Cette solution démontre que les obligations qui pèsent sur le salarié, à l'orée d'un procès relatif aux heures de travail effectuées, sont légères. Nul besoin pour ce dernier d'apporter le témoignage de collègues ou de clients, par exemple, à l'appui de sa requête. Il lui suffit de verser aux débats un simple décompte des heures qu'il prétend exécuter.
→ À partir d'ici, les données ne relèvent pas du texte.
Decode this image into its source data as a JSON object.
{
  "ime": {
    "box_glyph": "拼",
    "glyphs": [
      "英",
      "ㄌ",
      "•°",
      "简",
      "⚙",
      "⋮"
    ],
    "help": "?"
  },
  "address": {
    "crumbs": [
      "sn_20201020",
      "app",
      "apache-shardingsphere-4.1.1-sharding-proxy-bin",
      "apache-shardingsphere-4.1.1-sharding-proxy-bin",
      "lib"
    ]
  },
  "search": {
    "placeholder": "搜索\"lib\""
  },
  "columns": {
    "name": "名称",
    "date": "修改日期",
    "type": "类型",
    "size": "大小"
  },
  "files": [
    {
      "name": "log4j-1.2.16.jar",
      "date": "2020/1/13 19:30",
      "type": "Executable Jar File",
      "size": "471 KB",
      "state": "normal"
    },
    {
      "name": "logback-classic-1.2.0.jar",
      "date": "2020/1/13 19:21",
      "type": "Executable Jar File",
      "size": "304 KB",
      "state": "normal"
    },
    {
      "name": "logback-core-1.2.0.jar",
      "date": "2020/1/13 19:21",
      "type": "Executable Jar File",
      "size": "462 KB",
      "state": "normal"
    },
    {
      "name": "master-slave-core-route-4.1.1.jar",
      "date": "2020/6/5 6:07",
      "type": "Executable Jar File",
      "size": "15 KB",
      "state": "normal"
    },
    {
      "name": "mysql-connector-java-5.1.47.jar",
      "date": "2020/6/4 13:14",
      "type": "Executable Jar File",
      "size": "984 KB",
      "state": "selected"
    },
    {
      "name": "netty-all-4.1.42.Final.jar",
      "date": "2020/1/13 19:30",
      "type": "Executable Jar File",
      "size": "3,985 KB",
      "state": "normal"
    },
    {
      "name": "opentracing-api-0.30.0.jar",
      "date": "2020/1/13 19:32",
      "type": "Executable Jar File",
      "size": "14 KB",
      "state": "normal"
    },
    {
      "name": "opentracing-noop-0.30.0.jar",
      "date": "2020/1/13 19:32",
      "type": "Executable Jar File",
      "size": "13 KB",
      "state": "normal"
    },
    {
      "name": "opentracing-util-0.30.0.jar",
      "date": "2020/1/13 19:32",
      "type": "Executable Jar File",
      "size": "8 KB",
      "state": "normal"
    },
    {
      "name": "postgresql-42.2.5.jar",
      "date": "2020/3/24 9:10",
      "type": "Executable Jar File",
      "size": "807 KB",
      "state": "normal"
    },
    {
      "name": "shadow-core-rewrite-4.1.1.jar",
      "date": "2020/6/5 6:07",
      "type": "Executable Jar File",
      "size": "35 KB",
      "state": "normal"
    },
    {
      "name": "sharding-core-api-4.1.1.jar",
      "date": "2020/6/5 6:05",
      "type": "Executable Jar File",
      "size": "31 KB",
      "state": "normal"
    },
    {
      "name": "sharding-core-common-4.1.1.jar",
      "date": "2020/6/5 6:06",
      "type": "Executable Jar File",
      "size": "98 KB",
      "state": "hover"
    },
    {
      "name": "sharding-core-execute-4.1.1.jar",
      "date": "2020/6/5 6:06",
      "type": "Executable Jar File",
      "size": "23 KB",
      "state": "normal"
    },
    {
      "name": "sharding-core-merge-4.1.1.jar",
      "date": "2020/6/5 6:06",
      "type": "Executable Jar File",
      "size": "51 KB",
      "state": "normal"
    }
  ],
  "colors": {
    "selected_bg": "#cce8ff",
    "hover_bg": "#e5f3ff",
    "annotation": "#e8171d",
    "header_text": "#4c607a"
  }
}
(1) Cass. soc., 26 février 1991, n° 88-44.908 (N° Lexbase : A9347AAG) ; Bull. civ. V, n° 97.
(2) Cass. soc., 27 septembre 2007, n° 06-43.867 (N° Lexbase : A5947DYW) ; Bull. civ. V, n° 146 : RDT, 2007, p. 650, avec nos obs.
(3) La jurisprudence est ici constante. V. Cass. soc., 12 juillet 2005, n° 03-41.536 (N° Lexbase : A9228DIM).
(4) Qu'il s'agisse de l'indemnité compensatrice de préavis (Cass. soc., 2 février 2005, n° 02-45.748 N° Lexbase : A3499DGP ; Bull. civ. V, n° 42) ou des salaires correspondant à la mise à pied conservatoire prononcée (Cass. soc., 27 septembre 2007, préc.).
(5) Cass. soc., 19 juillet 1988. Cela étant, et bien que la Cour de cassation ait jugé qu'aucun texte n'impose à l'employeur de prendre une mesure conservatoire avant d'ouvrir une procédure de licenciement pour faute grave (Cass. soc., 4 novembre 1992, n° 91-41.189 N° Lexbase : A3805AA8 ; Bull. civ. V, n° 530), il nous semble plus prudent de décider d'une mise à pied conservatoire dans l'attente du licenciement, quitte à ce que l'employeur verse au salarié la rémunération correspondante dans l'hypothèse où il ne retiendrait pas la faute grave.
(6) Cass. soc., 6 octobre 2010, n° 09-41.294, FS-P+B (N° Lexbase : A3748GBG).
(7) Cass. soc., 22 octobre 1991, n° 90-40.077 (N° Lexbase : A7661CYE) ; Cass. soc., 24 janvier 2007, n° 04-42.234, F-D (N° Lexbase : A6751DT9).
(8) Cela ne saurait toutefois laisser à penser que l'employeur a tout son temps pour vérifier les faits allégués. Nonobstant ce délai de deux mois, il se doit d'agir rapidement. Il est, là encore, à conseiller à l'employeur de mettre à pied le salarié à titre conservatoire pendant la durée de "l'enquête". Mais, à notre sens, les conséquences de cette mise à pied devront être effacées (i.e. la rémunération correspondante devra être versée) si, en fin de compte, licenciement pour faute grave est écarté.
(9) V., par exemple, Cass. soc., 3 juillet 1996, n° 93-41.645 (N° Lexbase : A9574AAT) ; Cass. soc., 7 février 2001, n° 98-45.570 (N° Lexbase : A3652ARP).
(10) Cette solution de principe a été pour la première fois affirmée par la Cour de cassation dans un arrêt en date du 25 février 2004 (Cass. soc., 25 février 2004, n° 01-45.441, FS-P+B+R+I N° Lexbase : A3356DBW et voir nos obs., La preuve des heures supplémentaires : les rôles respectifs de l'employeur et du salarié, Lexbase Hebdo n° 111 du 10 mars 2004 - édition sociale N° Lexbase : N0829ABC ; Dr. soc. 2004, p. 665, obs. Ch. Radé).

Décision

Cass. soc., 24 novembre 2010, n° 09-40.928, FP-P+B+R (N° Lexbase : A7544GLY)

Cassation partielle, cour d'appel de Toulouse (CA Toulouse, ch. soc., 16 janvier 2009)

Textes visés : C. trav., art. L. 1234-1 (N° Lexbase : L1300H9Z), L. 1234-5 (N° Lexbase : L1307H9B) et L. 3171-4 (N° Lexbase : L0783H9U)

Mots-clefs : faute grave, licenciement, mise en oeuvre de la rupture, délai restreint, heures de travail accomplies, litige, obligation pour le salarié d'étayer sa demande par la production d'éléments suffisamment précis, nature de ces éléments.